Sobre pesquisas mostrando os inúmeros e trágicos efeitos negativos dos meios eletrônicos, veja-se meu artigo

www.ime.usp.br/~vwsetzer/efeitos-negativos-meios.html

DC – Alguns defensores das novas tecnologias na escola acreditam que estamos diante de um novo paradigma educacional, pelo qual o estudante "anda com as próprias pernas" e busca o conhecimento desejado nos infinitos bancos de dados na internet. Como o Sr. analisa este ponto de vista?

VWS – Em primeiro lugar, esse "andar com as próprias pernas" deve ser adequado para a idade. Por exemplo, uma criança pequena pode ter a liberdade de escolher com qual brinquedo quer brincar, dentre os brinquedos sadios e apropriados para sua idade e cultura, colocados a sua disposição por pais e professores. A propósito, essa individualização em relação a cada criança não existe nos meios eletrônicos, pois são todos eles são dirigidos a uma massa muito grande, milhões de pessoas, isto é, massificam por natureza.

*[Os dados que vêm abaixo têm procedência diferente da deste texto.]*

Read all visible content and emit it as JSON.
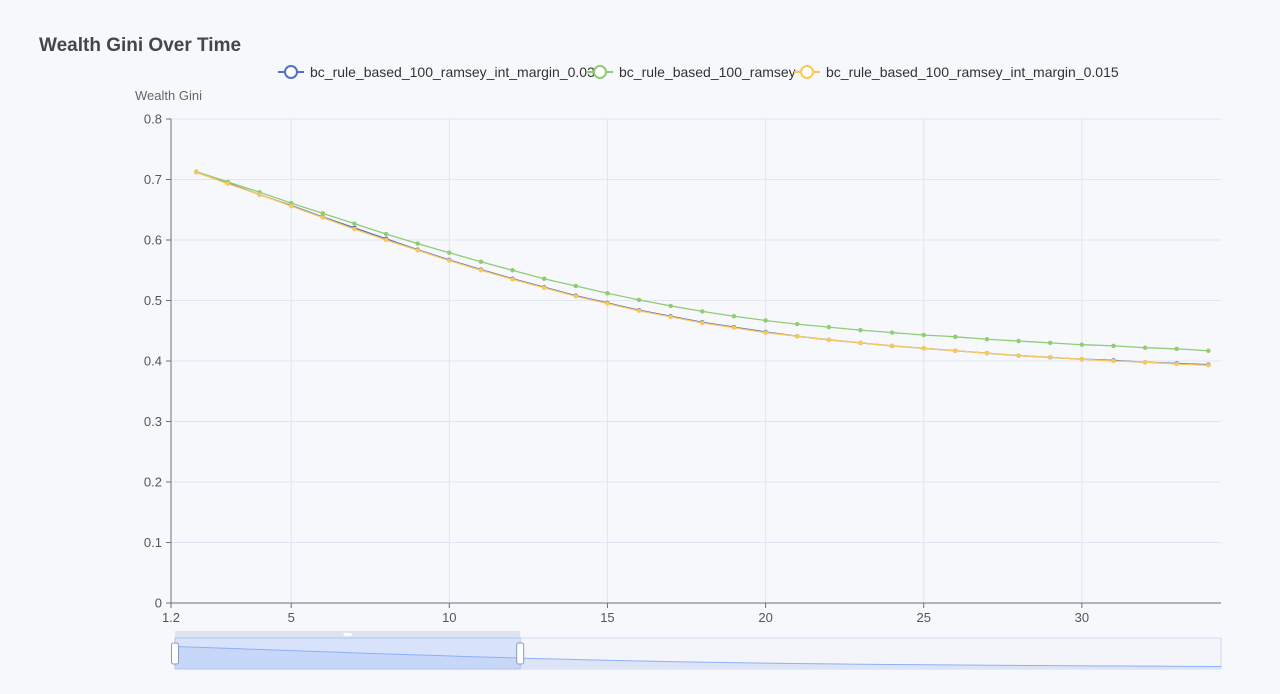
{
  "title": "Wealth Gini Over Time",
  "legend": [
    {
      "name": "bc_rule_based_100_ramsey_int_margin_0.03",
      "color": "#5470c6"
    },
    {
      "name": "bc_rule_based_100_ramsey",
      "color": "#91cc75"
    },
    {
      "name": "bc_rule_based_100_ramsey_int_margin_0.015",
      "color": "#fac858"
    }
  ],
  "chart_data": {
    "type": "line",
    "title": "Wealth Gini Over Time",
    "xlabel": "",
    "ylabel": "Wealth Gini",
    "xlim": [
      1.2,
      34.4
    ],
    "ylim": [
      0,
      0.8
    ],
    "x_ticks": [
      "1.2",
      "5",
      "10",
      "15",
      "20",
      "25",
      "30"
    ],
    "x_tick_values": [
      1.2,
      5,
      10,
      15,
      20,
      25,
      30
    ],
    "y_ticks": [
      "0",
      "0.1",
      "0.2",
      "0.3",
      "0.4",
      "0.5",
      "0.6",
      "0.7",
      "0.8"
    ],
    "y_tick_values": [
      0,
      0.1,
      0.2,
      0.3,
      0.4,
      0.5,
      0.6,
      0.7,
      0.8
    ],
    "grid": true,
    "legend_position": "top-center",
    "x": [
      2,
      3,
      4,
      5,
      6,
      7,
      8,
      9,
      10,
      11,
      12,
      13,
      14,
      15,
      16,
      17,
      18,
      19,
      20,
      21,
      22,
      23,
      24,
      25,
      26,
      27,
      28,
      29,
      30,
      31,
      32,
      33,
      34
    ],
    "series": [
      {
        "name": "bc_rule_based_100_ramsey_int_margin_0.03",
        "color": "#5470c6",
        "values": [
          0.712,
          0.694,
          0.675,
          0.657,
          0.638,
          0.62,
          0.602,
          0.584,
          0.567,
          0.551,
          0.536,
          0.522,
          0.508,
          0.496,
          0.484,
          0.474,
          0.464,
          0.456,
          0.448,
          0.441,
          0.435,
          0.43,
          0.425,
          0.421,
          0.417,
          0.413,
          0.409,
          0.406,
          0.403,
          0.401,
          0.398,
          0.396,
          0.394
        ]
      },
      {
        "name": "bc_rule_based_100_ramsey",
        "color": "#91cc75",
        "values": [
          0.713,
          0.696,
          0.679,
          0.661,
          0.644,
          0.627,
          0.61,
          0.594,
          0.579,
          0.564,
          0.55,
          0.536,
          0.524,
          0.512,
          0.501,
          0.491,
          0.482,
          0.474,
          0.467,
          0.461,
          0.456,
          0.451,
          0.447,
          0.443,
          0.44,
          0.436,
          0.433,
          0.43,
          0.427,
          0.425,
          0.422,
          0.42,
          0.417
        ]
      },
      {
        "name": "bc_rule_based_100_ramsey_int_margin_0.015",
        "color": "#fac858",
        "values": [
          0.712,
          0.693,
          0.675,
          0.656,
          0.637,
          0.618,
          0.6,
          0.583,
          0.566,
          0.55,
          0.535,
          0.521,
          0.507,
          0.495,
          0.483,
          0.473,
          0.463,
          0.455,
          0.447,
          0.441,
          0.435,
          0.43,
          0.425,
          0.421,
          0.417,
          0.413,
          0.409,
          0.406,
          0.403,
          0.4,
          0.398,
          0.395,
          0.393
        ]
      }
    ],
    "data_zoom": {
      "start": 0,
      "end": 0.33
    }
  }
}
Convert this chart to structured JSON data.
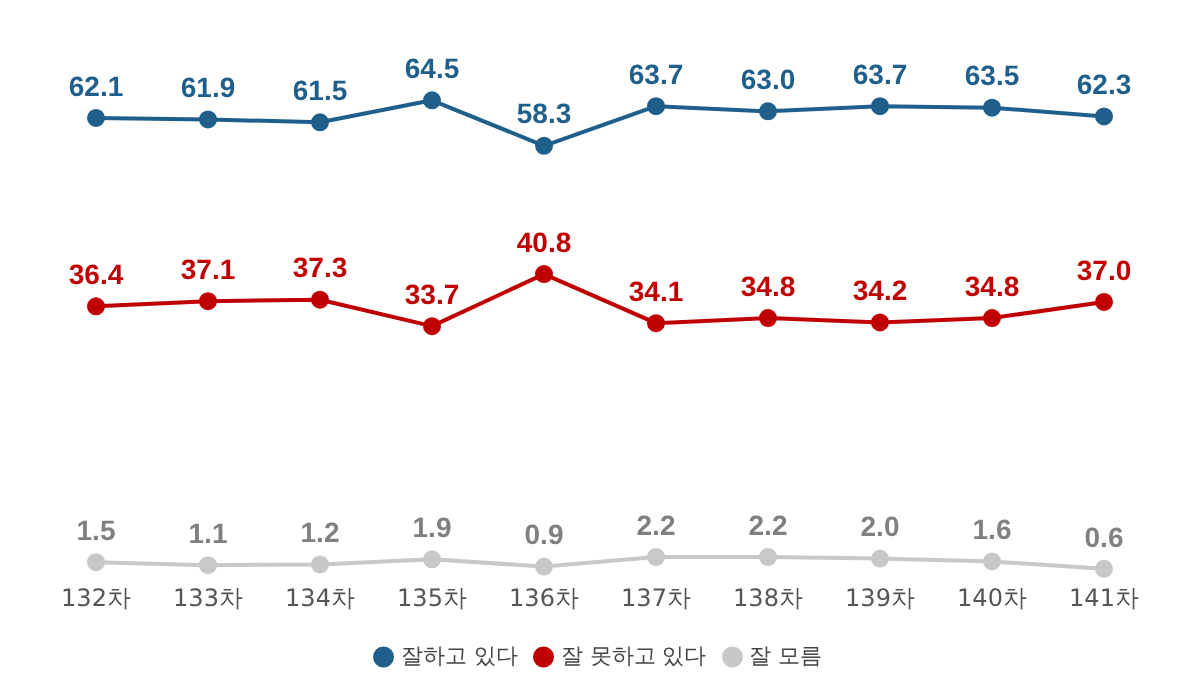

Em segundo lugar, crianças e adolescentes simplesmente não têm a maturidade necessária para decidir o que é bom ou apropriado para si. Só um adulto com um certo grau de cultura tem essa maturidade. Dê-se, por exemplo, um computador para uma criança ou adolescente. O que eles vão fazer com ele? Ora bolas, vão brincar e se divertir, e isso é absolutamente normal. Isto é, não vão usar o aparelho para nada de sério – a não ser que um professor, ignorante do mal que faz para seus alunos, e o perigo ao qual os expõe, exija alguma tarefa usando a Internet. Mas, terminada a tarefa, o aluno vai imediatamente usar o computador e a Internet para coisas que, na quase totalidade das vezes, não são sadias. Dar um computador para uma criança ou adolescente é um crime educacional, veja-se meu artigo

www.ime.usp.br/~vwsetzer/um-laptop-por-crianca.html

Nesse artigo eu cito uma reportagem do New York Times, mostrando que várias escolas americanas estão proibindo os alunos de trazerem laptops para a escola, pois isso estava prejudicando enormemente o ensino.

Vejam-se as dificuldades crescentes que os professores estão tendo para ensinar seja lá o que for. Em grande parte, a dificuldade dos alunos se concentrarem na aula e o desrespeito com que tratam o professor são consequências diretas do uso dos meios eletrônicos. Nós temos que mudar algo para melhorar o futuro da humanidade. Essa melhora passa necessariamente por colocar os meios eletrônicos em seu devido lugar. Por exemplo, talvez a partir da 8a série, usar um vídeo para ilustrar alguma coisa. Só que é necessário compreender que as telas induzem um estado de sonolência, de modo que essa ilustração deve ser muito breve, entremeada de discussões. A TV, a maior tragédia que já aconteceu à humanidade (metade dela é bestificada todos os dias por esse aparelho), nunca funcionou como veículo educacional porque ela sempre foi mal usada.

DC – Para o Sr., essa iniciativa melhora ou piora o trabalho do professor?

VWS – Piora enormemente. Em lugar de o professor dar aulas interessantes, que entusiasmem seus alunos, o uso de meios eletrônicos é usado justamente porque o professores não têm essa capacidade. É uma tragédia que um aparelho possa atrair mais um aluno do que uma pessoa humana. Isso simplesmente mostra que essa pessoa não tem capacidade educacional – ou que os alunos estão mentalmente corrompidos e não conseguem mais prestar atenção a uma aula decente.